After over 5 years together, I proposed to my girlfriend Chantal on New Year’s day, 2010. It was a long time coming, and a long time in the making. The hardest part about proposing to her wasn’t making the decision that I wanted to marry her, it was coming up with a way to do it! I wanted to do something creative and also have something we can look back on to remember how it happened.
I had a lot of different ideas but in the end I decided to write and illustrate a magical little story for her that revolved around a story of the ring. So of course I had to find the ring first, and I found an incredible 100 year old brass ring with an art nouveau design carved into a piece of red coral, a great ring to write a story about. I make it sound simple, but I searched for the perfect ring for about 8 months.

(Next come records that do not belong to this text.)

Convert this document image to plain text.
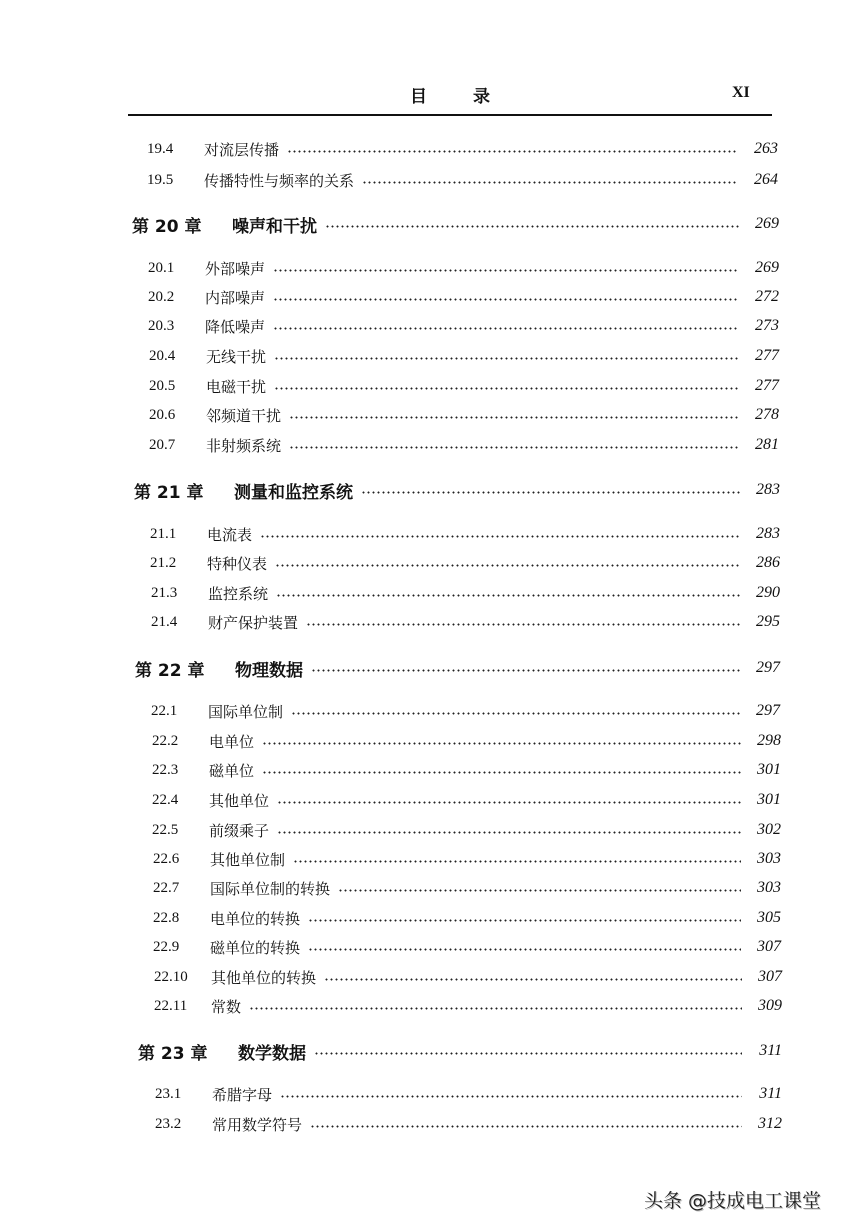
目录	XI
19.4	对流层传播	263
19.5	传播特性与频率的关系	264
第 20 章	噪声和干扰	269
20.1	外部噪声	269
20.2	内部噪声	272
20.3	降低噪声	273
20.4	无线干扰	277
20.5	电磁干扰	277
20.6	邻频道干扰	278
20.7	非射频系统	281
第 21 章	测量和监控系统	283
21.1	电流表	283
21.2	特种仪表	286
21.3	监控系统	290
21.4	财产保护装置	295
第 22 章	物理数据	297
22.1	国际单位制	297
22.2	电单位	298
22.3	磁单位	301
22.4	其他单位	301
22.5	前缀乘子	302
22.6	其他单位制	303
22.7	国际单位制的转换	303
22.8	电单位的转换	305
22.9	磁单位的转换	307
22.10	其他单位的转换	307
22.11	常数	309
第 23 章	数学数据	311
23.1	希腊字母	311
23.2	常用数学符号	312
头条 @技成电工课堂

I wrote a few drafts of the story and come up with the title A Coral Arrangement. After I sketched out which images would go with which pages I illustrated 22 drawings to go with the story. I worked secretly over about 2 weeks to get the book done before heading to Ottawa for New Year’s Eve. I had decided I wanted to propose in the New Year and get 2010 off to a great start.
It’s tricky to work on a project like this when you work side by side with someone all day long (our drafting tables are right next to each other). Thankfully even if she did sneak a peak or catch a glance she didn’t know exactly what I was working on and I pretended it was a Christmas present I was making for her.
Instead of binding a book myself I found a beautiful old book called Collier’s Cyclopedia of Social and Commercial Information. The book was perfect. It was printed in 1883 and was filled with amazing illustrations. I scanned my illustrations and designed the layout in InDesign before printing the pages and gluing them into the Collier’s book. I felt terrible doing this to such an incredible book but it was really the perfect book for the job.
For the final touch to the book I decided to cut a hole inside to hide the ring. When the story ends there is one final illustration with a fold up flap that opens to reveal the ring hidden inside (that’s my cue to propose). I cut down about an inch into the book after gluing the pages together with an acrylic painting medium. It worked perfectly and from the side you’d never know there was a ring hidden inside.
On January 1st of this year after taking the dog for a snowy walk I presented Chantal with the book. As she read through the story and looked at my drawings I tried to guess if she knew how it was going to end. She flipped through slowly and I prepared my words when she got to the final page with the flap. I wish I could remember exactly what she said when she saw the ring and I proposed but I all I can remember is a very happy face and an excited reaction, and that her answer was something similar to “yes.”
Needless to say, for those of you who know us, we’ll be getting our invitations printed with Papillon Press.